- The Washington Times - Wednesday, November 30, 2005

How upset elite Washington must have been yesterday after President Bush finished delivering his speech on Iraq at the Naval Academy. With notable exceptions, nearly every Democrat — and, sadly, not a few Republicans — have spent their autumn attempting to disassociate themselves from what they perceive to be failure in Iraq and a president experiencing the lowest approval ratings of his term. Yet if any expected Mr. Bush to join in, they were wonderfully disappointed. The president rose above the cynical politicking and spoke directly to both Americans and Iraqis, while telling Congress to knock it off.

If not his best speech on the war, Mr. Bush gave a very timely and important one. Iraqis head to the polls in two weeks to vote for a permanent government, buttressed by 23,000 more U.S. troops and an Iraqi army that is beginning to stand on its own. All of which has gone unnoticed in Washington, where lawmakers convince Iraqis of their commitment by voting on timetables for a U.S. withdrawal.

“We will never back down, we will never give in, and we will never accept anything less than complete victory,” Mr. Bush said, which some might consider to be a euphemism, if anyone else in Washington besides the president and his staff had the guts to say it.

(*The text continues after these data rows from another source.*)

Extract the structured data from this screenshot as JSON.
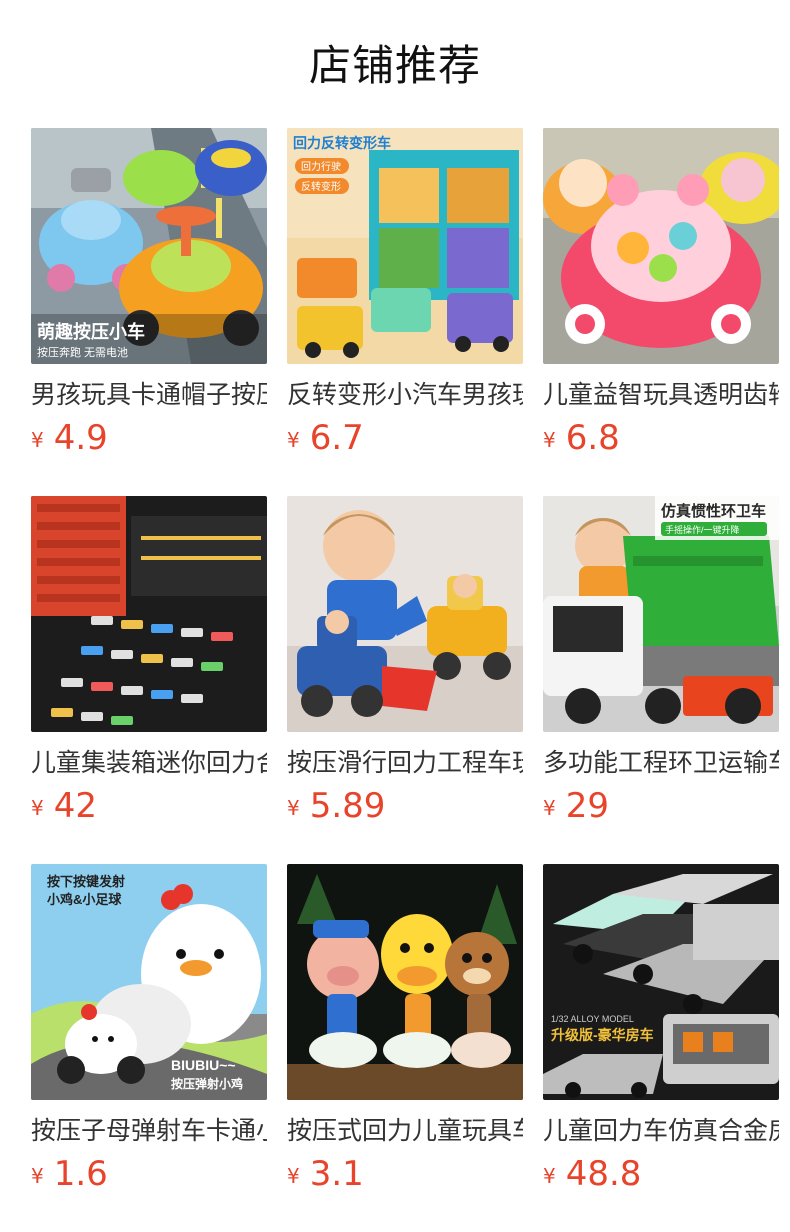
{
  "page": {
    "title": "店铺推荐"
  },
  "colors": {
    "price": "#e8442b",
    "title": "#111111"
  },
  "products": [
    {
      "name": "男孩玩具卡通帽子按压小车",
      "currency": "¥",
      "price": "4.9",
      "image_icon": "toy-car-hat-image",
      "caption_main": "萌趣按压小车",
      "caption_sub": "按压奔跑 无需电池"
    },
    {
      "name": "反转变形小汽车男孩玩具",
      "currency": "¥",
      "price": "6.7",
      "image_icon": "transforming-car-image",
      "caption_main": "回力反转变形车",
      "badge1": "回力行驶",
      "badge2": "反转变形"
    },
    {
      "name": "儿童益智玩具透明齿轮车",
      "currency": "¥",
      "price": "6.8",
      "image_icon": "gear-car-image"
    },
    {
      "name": "儿童集装箱迷你回力合金车",
      "currency": "¥",
      "price": "42",
      "image_icon": "container-truck-image"
    },
    {
      "name": "按压滑行回力工程车玩具",
      "currency": "¥",
      "price": "5.89",
      "image_icon": "excavator-toy-image"
    },
    {
      "name": "多功能工程环卫运输车玩具",
      "currency": "¥",
      "price": "29",
      "image_icon": "garbage-truck-image",
      "caption_main": "仿真惯性环卫车",
      "caption_sub": "手摇操作/一键升降"
    },
    {
      "name": "按压子母弹射车卡通小鸡",
      "currency": "¥",
      "price": "1.6",
      "image_icon": "chicken-launcher-image",
      "caption_main": "按下按键发射",
      "caption_main2": "小鸡&小足球",
      "caption_sub": "BIUBIU~~",
      "caption_sub2": "按压弹射小鸡"
    },
    {
      "name": "按压式回力儿童玩具车",
      "currency": "¥",
      "price": "3.1",
      "image_icon": "animal-scooter-image"
    },
    {
      "name": "儿童回力车仿真合金房车",
      "currency": "¥",
      "price": "48.8",
      "image_icon": "rv-trailer-image",
      "caption_main": "升级版-豪华房车",
      "caption_sub": "1/32 ALLOY MODEL"
    }
  ]
}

Although billed by the media as some sort of statement of strategy, the speech presented nothing new to those who have been paying attention. The president’s explanation of the situation on the ground, so to speak, was nonetheless welcome. His description of the enemy as being comprised of three basic groups — rejectionists, Saddamists and terrorists — is especially important in a war against a shadowy foe. Americans must understand that our soldiers are not facing a unified resistance, but rather a disjointed collection of murderers.

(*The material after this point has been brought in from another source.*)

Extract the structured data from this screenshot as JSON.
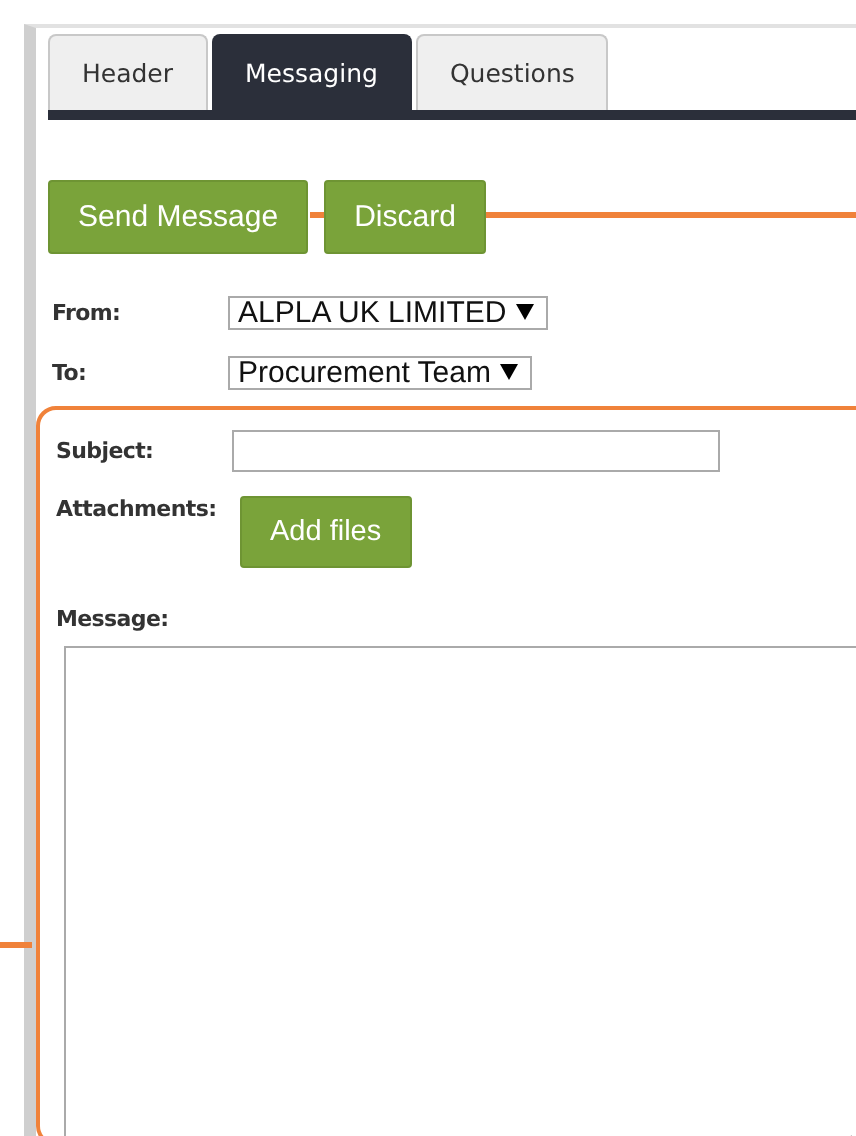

Predictably, Democrats criticized the speech because, in the words of Sen. Harry Reid, the president “missed an opportunity to lay out a real strategy for success in Iraq.” We direct the senator to the White House’s 35-page “National Strategy for Victory in Iraq,” released just before the president spoke, and await his appraisal.

It’s naive to think that the president’s speech finally shut the door on the Democrats’ autumn of insincerity. But it did signal to Americans and Iraqis that the commander in chief has no intention of listening to what Mr. Reid and his colleagues say anymore.